After years of failed treatments, some leukemia patients finally have new hope thanks to research that began in a University of Virginia lab nearly two decades ago.

In November, the FDA approved ziftomenib for patients with treatment-resistant acute myeloid leukemia. The drug targets patients with a specific NPM1 gene mutation, offering a lifeline when other options have failed.

The breakthrough started with Tomasz Cierpicki and Jolanta Grembecka, a married couple from Poland who met in graduate school. Back then, developing cancer drugs was just a distant dream.

In 2008, working as assistant professors at UVA, they focused on menin inhibitors under mentor John Bushweller. The couple spent countless late nights in the lab, sometimes starting conversations about breakthrough ideas at midnight.

"To some degree, it helped that we were married and worked together to support each other," Cierpicki said. But he admits the work followed them home, making it hard to separate lab life from personal life.

Their dedication paid off. In 2009, they patented the menin inhibitors that would become ziftomenib through a collaboration between UVA and the University of Michigan, where they now teach.

Acute myeloid leukemia strikes more than 22,000 Americans each year, killing over 11,000. It primarily affects people over 68, making it one of the deadliest blood cancers.

Ziftomenib works by blocking a key protein that drives leukemia growth. Instead of becoming cancer cells, the cells develop into healthy white blood cells.

The Ripple Effect

The drug represents more than just one successful treatment. It proves that academic research labs can develop life-saving drugs for diseases that pharmaceutical companies might overlook due to smaller patient populations.

"I believe academic drug discovery plays a very important role, particularly in rare diseases where industry interest may not be a primary priority," Cierpicki said.

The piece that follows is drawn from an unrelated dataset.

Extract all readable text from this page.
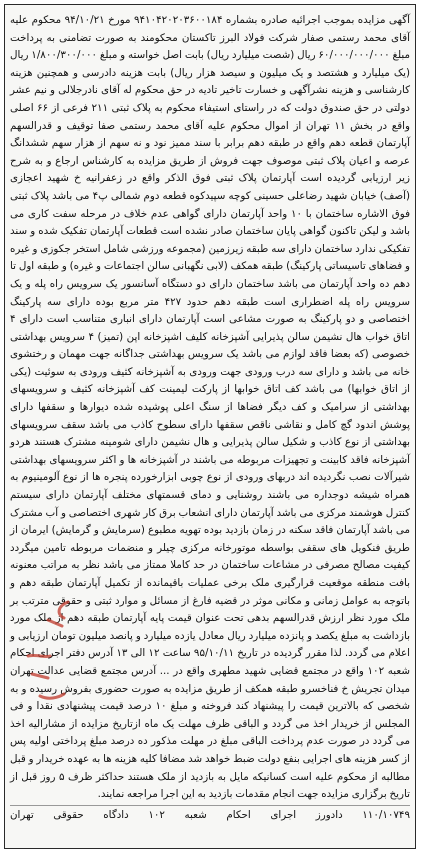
آگهی مزایده بموجب اجرائیه صادره بشماره ۹۴۱۰۴۲۰۲۰۳۶۰۰۱۸۴ مورخ ۹۴/۱۰/۲۱ محکوم علیه آقای محمد رستمی صفار شرکت فولاد البرز تاکستان محکومند به صورت تضامنی به پرداخت مبلغ ۶۰/۰۰۰/۰۰۰/۰۰۰ ریال (شصت میلیارد ریال) بابت اصل خواسته و مبلغ ۱/۸۰۰/۳۰۰/۰۰۰ ریال (یک میلیارد و هشتصد و یک میلیون و سیصد هزار ریال) بابت هزینه دادرسی و همچنین هزینه کارشناسی و هزینه نشرآگهی و خسارت تاخیر تادیه در حق محکوم له آقای نادرجلالی و نیم عشر دولتی در حق صندوق دولت که در راستای استیفاء محکوم به پلاک ثبتی ۲۱۱ فرعی از ۶۶ اصلی واقع در بخش ۱۱ تهران از اموال محکوم علیه آقای محمد رستمی صفا توقیف و قدرالسهم آپارتمان قطعه دهم واقع در طبقه دهم برابر با سند ممیز نود و نه سهم از هزار سهم ششدانگ عرصه و اعیان پلاک ثبتی موصوف جهت فروش از طریق مزایده به کارشناس ارجاع و به شرح زیر ارزیابی گردیده است آپارتمان پلاک ثبتی فوق الذکر واقع در زعفرانیه خ شهید اعجازی (آصف) خیابان شهید رضاعلی حسینی کوچه سپیدکوه قطعه دوم شمالی پ۴ می باشد پلاک ثبتی فوق الاشاره ساختمان با ۱۰ واحد آپارتمان دارای گواهی عدم خلاف در مرحله سفت کاری می باشد و لیکن تاکنون گواهی پایان ساختمان صادر نشده است قطعات آپارتمان تفکیک شده و سند تفکیکی ندارد ساختمان دارای سه طبقه زیرزمین (مجموعه ورزشی شامل استخر جکوزی و غیره و فضاهای تاسیساتی پارکینگ) طبقه همکف (لابی نگهبانی سالن اجتماعات و غیره) و طبقه اول تا دهم ده واحد آپارتمان می باشد ساختمان دارای دو دستگاه آسانسور یک سرویس راه پله و یک سرویس راه پله اضطراری است طبقه دهم حدود ۴۲۷ متر مربع بوده دارای سه پارکینگ اختصاصی و دو پارکینگ به صورت مشاعی است آپارتمان دارای انباری متناسب است دارای ۴ اتاق خواب هال نشیمن سالن پذیرایی آشپزخانه کلیف اشپزخانه اپن (تمیز) ۴ سرویس بهداشتی خصوصی (که بعضا فاقد لوازم می باشد یک سرویس بهداشتی جداگانه جهت مهمان و رختشوی خانه می باشد و دارای سه درب ورودی جهت ورودی به آشپزخانه کثیف ورودی به سوئیت (یکی از اتاق خوابها) می باشد کف اتاق خوابها از پارکت لیمینت کف آشپزخانه کثیف و سرویسهای بهداشتی از سرامیک و کف دیگر فضاها از سنگ اعلی پوشیده شده دیوارها و سقفها دارای پوشش اندود گچ کامل و نقاشی ناقص سقفها دارای سطوح کاذب می باشد سقف سرویسهای بهداشتی از نوع کاذب و شکیل سالن پذیرایی و هال نشیمن دارای شومینه مشترک هستند هردو آشپزخانه فاقد کابینت و تجهیزات مربوطه می باشند در آشپزخانه ها و اکثر سرویسهای بهداشتی شیرآلات نصب نگردیده اند دربهای ورودی از نوع چوبی ابزارخورده پنجره ها از نوع آلومینیوم به همراه شیشه دوجداره می باشند روشنایی و دمای قسمتهای مختلف آپارتمان دارای سیستم کنترل هوشمند مرکزی می باشد آپارتمان دارای انشعاب برق کار شهری اختصاصی و آب مشترک می باشد آپارتمان فاقد سکنه در زمان بازدید بوده تهویه مطبوع (سرمایش و گرمایش) ایرمان از طریق فنکویل های سقفی بواسطه موتورخانه مرکزی چیلر و منضمات مربوطه تامین میگردد کیفیت مصالح مصرفی در مشاعات ساختمان در حد کاملا ممتاز می باشد نظر به مراتب معنونه بافت منطقه موقعیت قرارگیری ملک برخی عملیات باقیمانده از تکمیل آپارتمان طبقه دهم و باتوجه به عوامل زمانی و مکانی موثر در قضیه فارغ از مسائل و موارد ثبتی و حقوقی مترتب بر ملک مورد نظر ارزش قدرالسهم بدهی تحت عنوان قیمت پایه آپارتمان طبقه دهم از ملک مورد بازداشت به مبلغ یکصد و پانزده میلیارد ریال معادل یازده میلیارد و پانصد میلیون تومان ارزیابی و اعلام می گردد. لذا مقرر گردیده در تاریخ ۹۵/۱۰/۱۱ ساعت ۱۲ الی ۱۳ آدرس دفتر اجرای احکام شعبه ۱۰۲ واقع در مجتمع قضایی شهید مطهری واقع در ... آدرس مجتمع قضایی عدالت تهران میدان تجریش خ فناخسرو طبقه همکف از طریق مزایده به صورت حضوری بفروش رسیده و به شخصی که بالاترین قیمت را پیشنهاد کند فروخته و مبلغ ۱۰ درصد قیمت پیشنهادی نقدا و فی المجلس از خریدار اخذ می گردد و الباقی ظرف مهلت یک ماه ازتاریخ مزایده از مشارالیه اخذ می گردد در صورت عدم پرداخت الباقی مبلغ در مهلت مذکور ده درصد مبلغ پرداختی اولیه پس از کسر هزینه های اجرایی بنفع دولت ضبط خواهد شد مضافا کلیه هزینه ها به عهده خریدار و قبل مطالبه از محکوم علیه است کسانیکه مایل به بازدید از ملک هستند حداکثر ظرف ۵ روز قبل از تاریخ برگزاری مزایده جهت انجام مقدمات بازدید به این اجرا مراجعه نمایند.

۱۱۰/۱۰۷۴۹ دادورز اجرای احکام شعبه ۱۰۲ دادگاه حقوقی تهران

Grembecka has already heard stories of patients entering remission after just one cycle of ziftomenib, following several failed treatments. These results fuel the couple's continued research efforts.

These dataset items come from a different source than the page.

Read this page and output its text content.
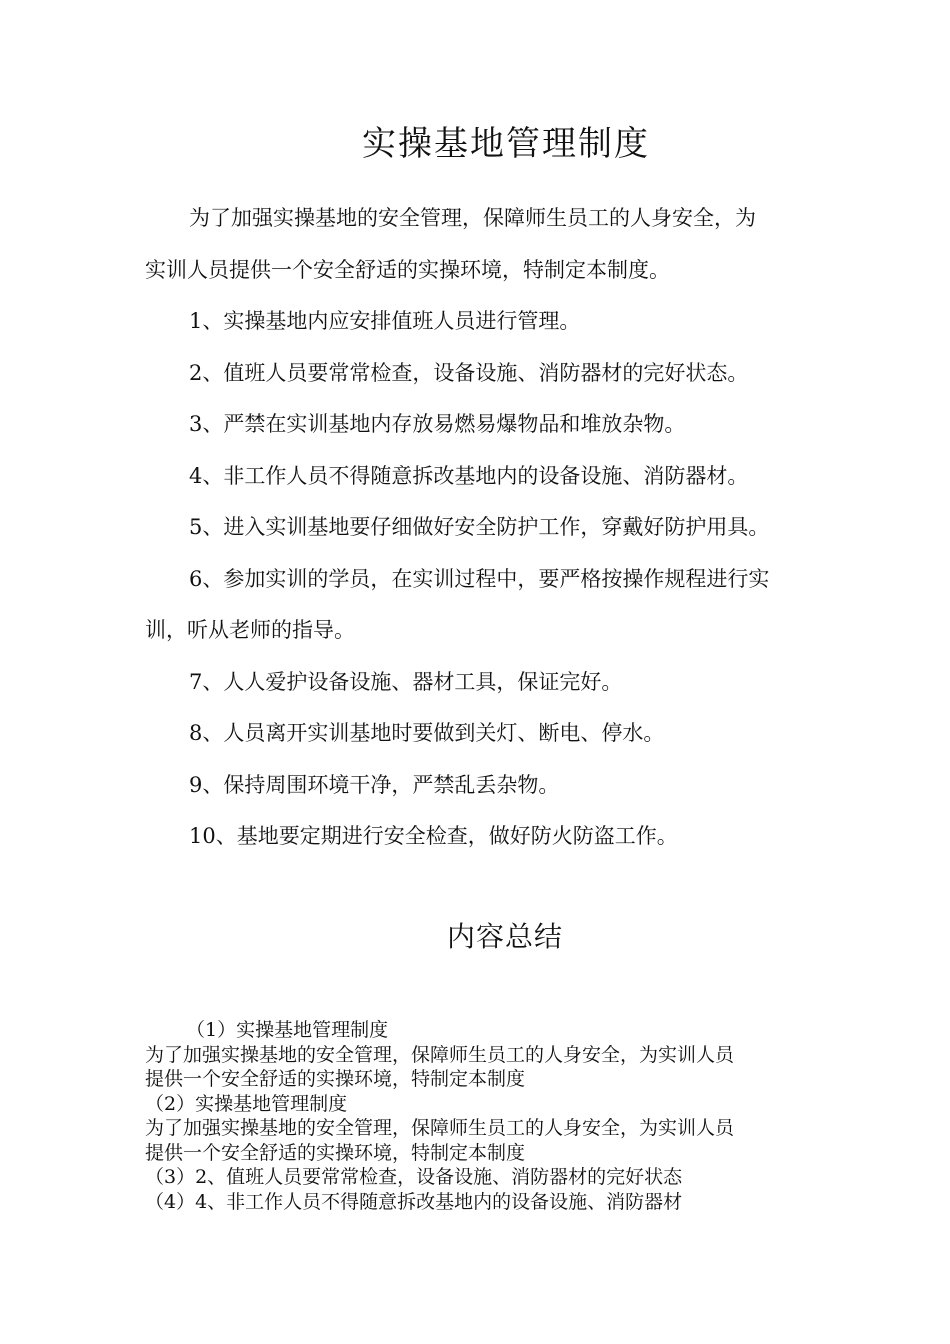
实操基地管理制度

为了加强实操基地的安全管理，保障师生员工的人身安全，为

实训人员提供一个安全舒适的实操环境，特制定本制度。

1、实操基地内应安排值班人员进行管理。

2、值班人员要常常检查，设备设施、消防器材的完好状态。

3、严禁在实训基地内存放易燃易爆物品和堆放杂物。

4、非工作人员不得随意拆改基地内的设备设施、消防器材。

5、进入实训基地要仔细做好安全防护工作，穿戴好防护用具。

6、参加实训的学员，在实训过程中，要严格按操作规程进行实

训，听从老师的指导。

7、人人爱护设备设施、器材工具，保证完好。

8、人员离开实训基地时要做到关灯、断电、停水。

9、保持周围环境干净，严禁乱丢杂物。

10、基地要定期进行安全检查，做好防火防盗工作。

内容总结

（1）实操基地管理制度

为了加强实操基地的安全管理，保障师生员工的人身安全，为实训人员

提供一个安全舒适的实操环境，特制定本制度

（2）实操基地管理制度

为了加强实操基地的安全管理，保障师生员工的人身安全，为实训人员

提供一个安全舒适的实操环境，特制定本制度

（3）2、值班人员要常常检查，设备设施、消防器材的完好状态

（4）4、非工作人员不得随意拆改基地内的设备设施、消防器材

"What Tomasz and Jolanta started in a UVA research lab two decades ago is now saving lives," said Richard Chylla, executive director of UVA Licensing & Ventures Group. The success story exemplifies the work expected at the new Paul and Diane Manning Institute of Biotechnology.

The couple's midnight conversations and years of persistence transformed an impossible dream into reality for patients who had lost hope.